The mayor believes security can be built in other ways, though, and there are seemingly few restrictions on his community's expansion. "In the next five years, we'll build neighborhoods between Jerusalem and Maale Adumim and you won't even know you're leaving Jerusalem," he says. These neighborhoods, along with the barrier, form what Israel calls the "Jerusalem Envelope."

Another 2,000 units planned for the settlement's eastern edge will extend its reach toward the West Bank city of Jericho.

For Kashriel, the impetus to build on the West Bank side of Jerusalem amounts to a case of "us or them." "If Maale Adumim wasn't built 23 years ago, there would be one big belt of Palestinian towns around the east of Jerusalem," he says.

While the barrier and Israeli housing regulations are converging to squeeze Palestinians out of Jerusalem, the Maale Adumim expansion project - named "E1" and deemed a top priority by the Defense Ministry - will effectively block any future Palestinian state from attaining easy access to Jerusalem, says Jeff Halper, coordinator for ICAHD.

"Jerusalem is being transformed from a city into a region that cuts the West Bank into north and south islands," he says. "E1 is the key to dividing and controlling the West Bank."

Seideman likens Israeli policy in and around East Jerusalem to Russian Matryoshka dolls. "It's about containment, within containment, within containment," he says of the barrier, the settlements, the E1 plan and the roads that ring East Jerusalem. "Every time the Palestinians turn around they bump into something. You think you're finished with one doll and you get another."

The image of imprisonment resonates bleakly for Jamal Dirawi. The border police no longer rob him of sleep - a court appeal put a temporary stop to the raids - but anxiety keeps him awake now.

"We have the advantage of our families and houses, but we're becoming prisoners on our own land," he says. He's sitting under a leafy almond tree in his front yard surveying the village's golden-green hills. He used to tell visitors proudly of an Israeli journalist's description of Nu'man as "Eden." Now it is becoming something altogether different.

The water and electricity haven't been shut off yet, but the army confiscated 36 acres of land this month and began the final barrier section around his village last month. A political consultant for the Palestinian Authority, Dirawi sounds increasingly worn out. "It's a matter of days before life shuts down here, they're squeezing us out of this place," he says. "We don't know yet if they're going to build us a gate to get in and out."

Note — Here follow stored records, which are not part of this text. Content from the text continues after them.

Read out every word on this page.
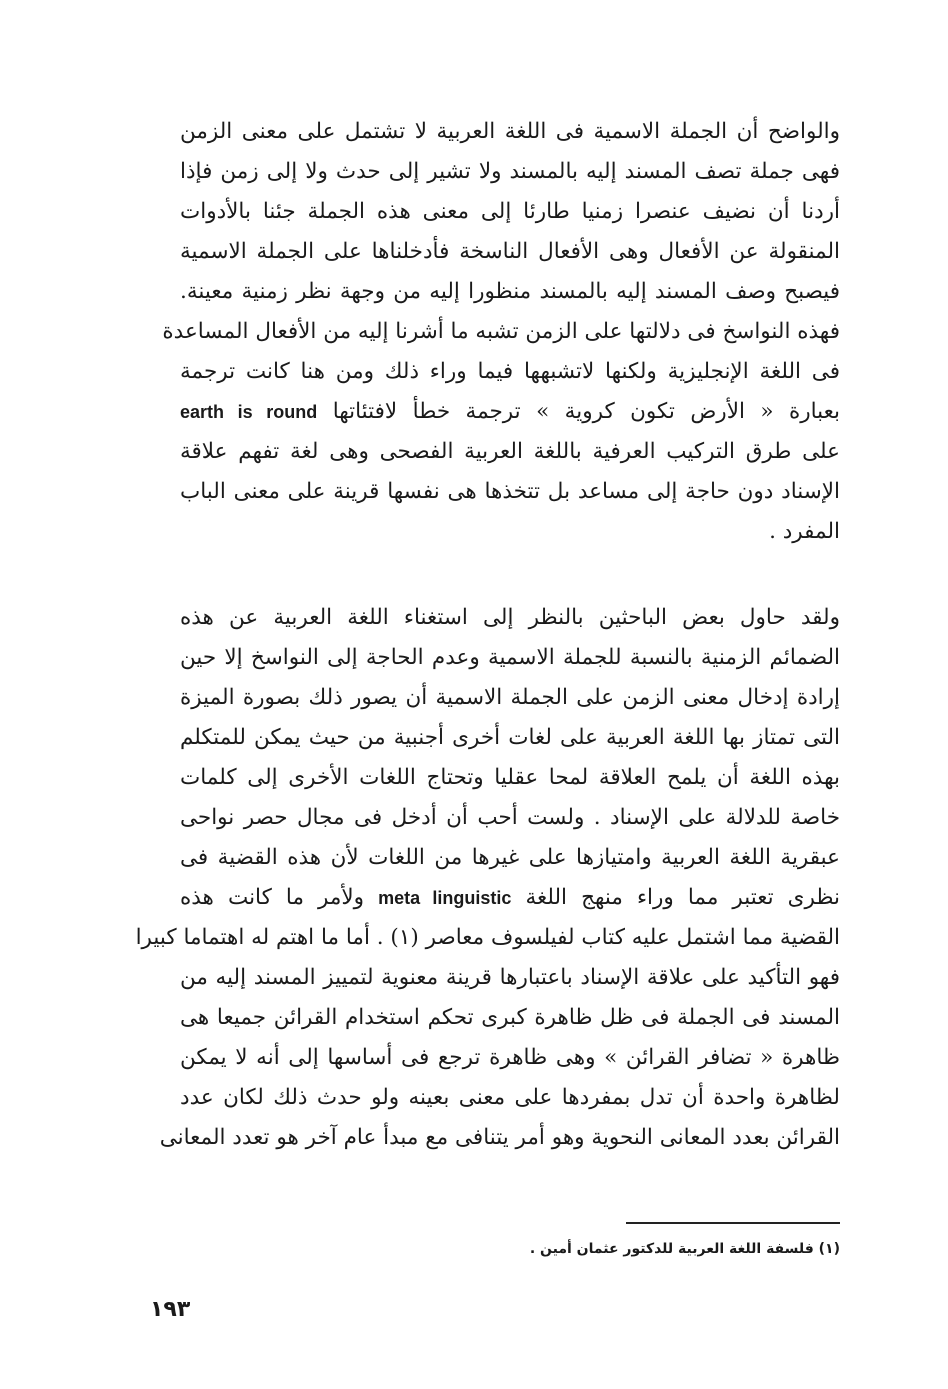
والواضح أن الجملة الاسمية فى اللغة العربية لا تشتمل على معنى الزمن
فهى جملة تصف المسند إليه بالمسند ولا تشير إلى حدث ولا إلى زمن فإذا
أردنا أن نضيف عنصرا زمنيا طارئا إلى معنى هذه الجملة جئنا بالأدوات
المنقولة عن الأفعال وهى الأفعال الناسخة فأدخلناها على الجملة الاسمية
فيصبح وصف المسند إليه بالمسند منظورا إليه من وجهة نظر زمنية معينة.
فهذه النواسخ فى دلالتها على الزمن تشبه ما أشرنا إليه من الأفعال المساعدة
فى اللغة الإنجليزية ولكنها لاتشبهها فيما وراء ذلك ومن هنا كانت ترجمة
بعبارة « الأرض تكون كروية » ترجمة خطأ لافتئاتها earth is round
على طرق التركيب العرفية باللغة العربية الفصحى وهى لغة تفهم علاقة
الإسناد دون حاجة إلى مساعد بل تتخذها هى نفسها قرينة على معنى الباب
المفرد .
ولقد حاول بعض الباحثين بالنظر إلى استغناء اللغة العربية عن هذه
الضمائم الزمنية بالنسبة للجملة الاسمية وعدم الحاجة إلى النواسخ إلا حين
إرادة إدخال معنى الزمن على الجملة الاسمية أن يصور ذلك بصورة الميزة
التى تمتاز بها اللغة العربية على لغات أخرى أجنبية من حيث يمكن للمتكلم
بهذه اللغة أن يلمح العلاقة لمحا عقليا وتحتاج اللغات الأخرى إلى كلمات
خاصة للدلالة على الإسناد . ولست أحب أن أدخل فى مجال حصر نواحى
عبقرية اللغة العربية وامتيازها على غيرها من اللغات لأن هذه القضية فى
نظرى تعتبر مما وراء منهج اللغة meta linguistic ولأمر ما كانت هذه
القضية مما اشتمل عليه كتاب لفيلسوف معاصر (١) . أما ما اهتم له اهتماما كبيرا
فهو التأكيد على علاقة الإسناد باعتبارها قرينة معنوية لتمييز المسند إليه من
المسند فى الجملة فى ظل ظاهرة كبرى تحكم استخدام القرائن جميعا هى
ظاهرة « تضافر القرائن » وهى ظاهرة ترجع فى أساسها إلى أنه لا يمكن
لظاهرة واحدة أن تدل بمفردها على معنى بعينه ولو حدث ذلك لكان عدد
القرائن بعدد المعانى النحوية وهو أمر يتنافى مع مبدأ عام آخر هو تعدد المعانى
(١) فلسفة اللغة العربية للدكتور عثمان أمين .
١٩٣
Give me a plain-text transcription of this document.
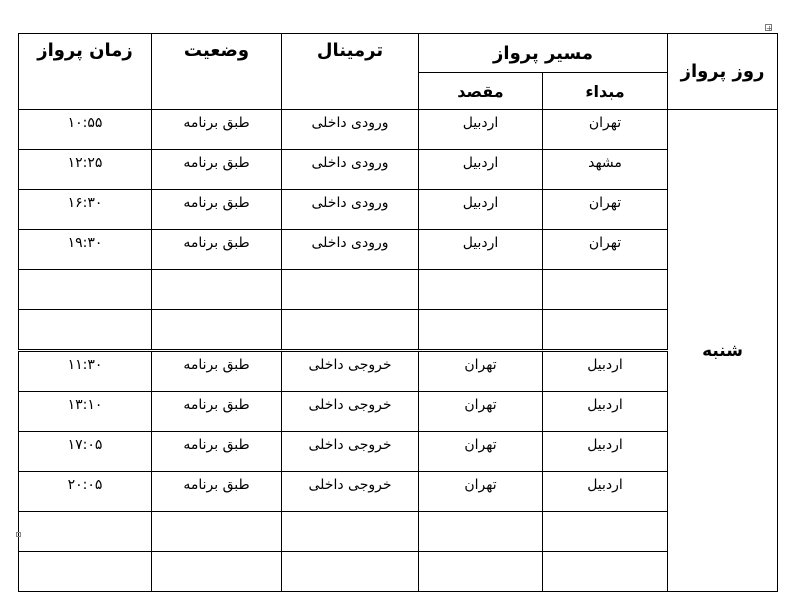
+
روز پرواز	مسیر پرواز		ترمینال	وضعیت	زمان پرواز
	مبداء	مقصد			
شنبه	تهران	اردبیل	ورودی داخلی	طبق برنامه	۱۰:۵۵
	مشهد	اردبیل	ورودی داخلی	طبق برنامه	۱۲:۲۵
	تهران	اردبیل	ورودی داخلی	طبق برنامه	۱۶:۳۰
	تهران	اردبیل	ورودی داخلی	طبق برنامه	۱۹:۳۰

	اردبیل	تهران	خروجی داخلی	طبق برنامه	۱۱:۳۰
	اردبیل	تهران	خروجی داخلی	طبق برنامه	۱۳:۱۰
	اردبیل	تهران	خروجی داخلی	طبق برنامه	۱۷:۰۵
	اردبیل	تهران	خروجی داخلی	طبق برنامه	۲۰:۰۵
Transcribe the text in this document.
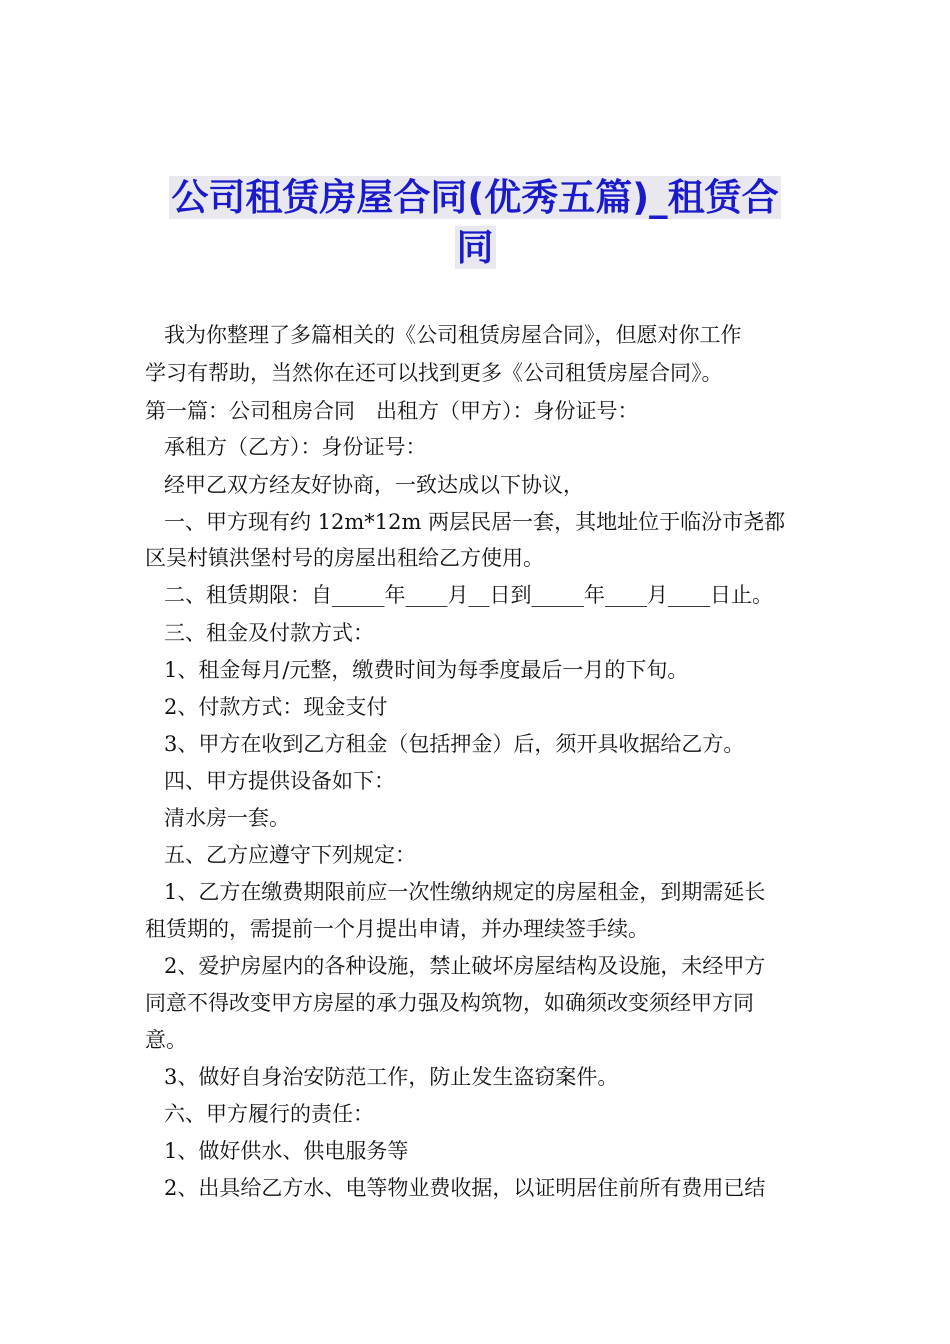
公司租赁房屋合同(优秀五篇)_租赁合
同
我为你整理了多篇相关的《公司租赁房屋合同》，但愿对你工作
学习有帮助，当然你在还可以找到更多《公司租赁房屋合同》。
第一篇：公司租房合同　出租方（甲方）：身份证号：
承租方（乙方）：身份证号：
经甲乙双方经友好协商，一致达成以下协议，
一、甲方现有约 12m*12m 两层民居一套，其地址位于临汾市尧都
区吴村镇洪堡村号的房屋出租给乙方使用。
二、租赁期限：自_____年____月__日到_____年____月____日止。
三、租金及付款方式：
1、租金每月/元整，缴费时间为每季度最后一月的下旬。
2、付款方式：现金支付
3、甲方在收到乙方租金（包括押金）后，须开具收据给乙方。
四、甲方提供设备如下：
清水房一套。
五、乙方应遵守下列规定：
1、乙方在缴费期限前应一次性缴纳规定的房屋租金，到期需延长
租赁期的，需提前一个月提出申请，并办理续签手续。
2、爱护房屋内的各种设施，禁止破坏房屋结构及设施，未经甲方
同意不得改变甲方房屋的承力强及构筑物，如确须改变须经甲方同
意。
3、做好自身治安防范工作，防止发生盗窃案件。
六、甲方履行的责任：
1、做好供水、供电服务等
2、出具给乙方水、电等物业费收据，以证明居住前所有费用已结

His 6-year-old daughter wobbles by on her bike and training wheels. He worries about what to say on the day the barrier cuts her off from her school in a neighboring village. It's easier to find words for the adults around him. "We're going to stay," he says. "We're not leaving." He says it again, perhaps to convince himself as much as his listeners, and then adds an afterthought. "We have no place to go."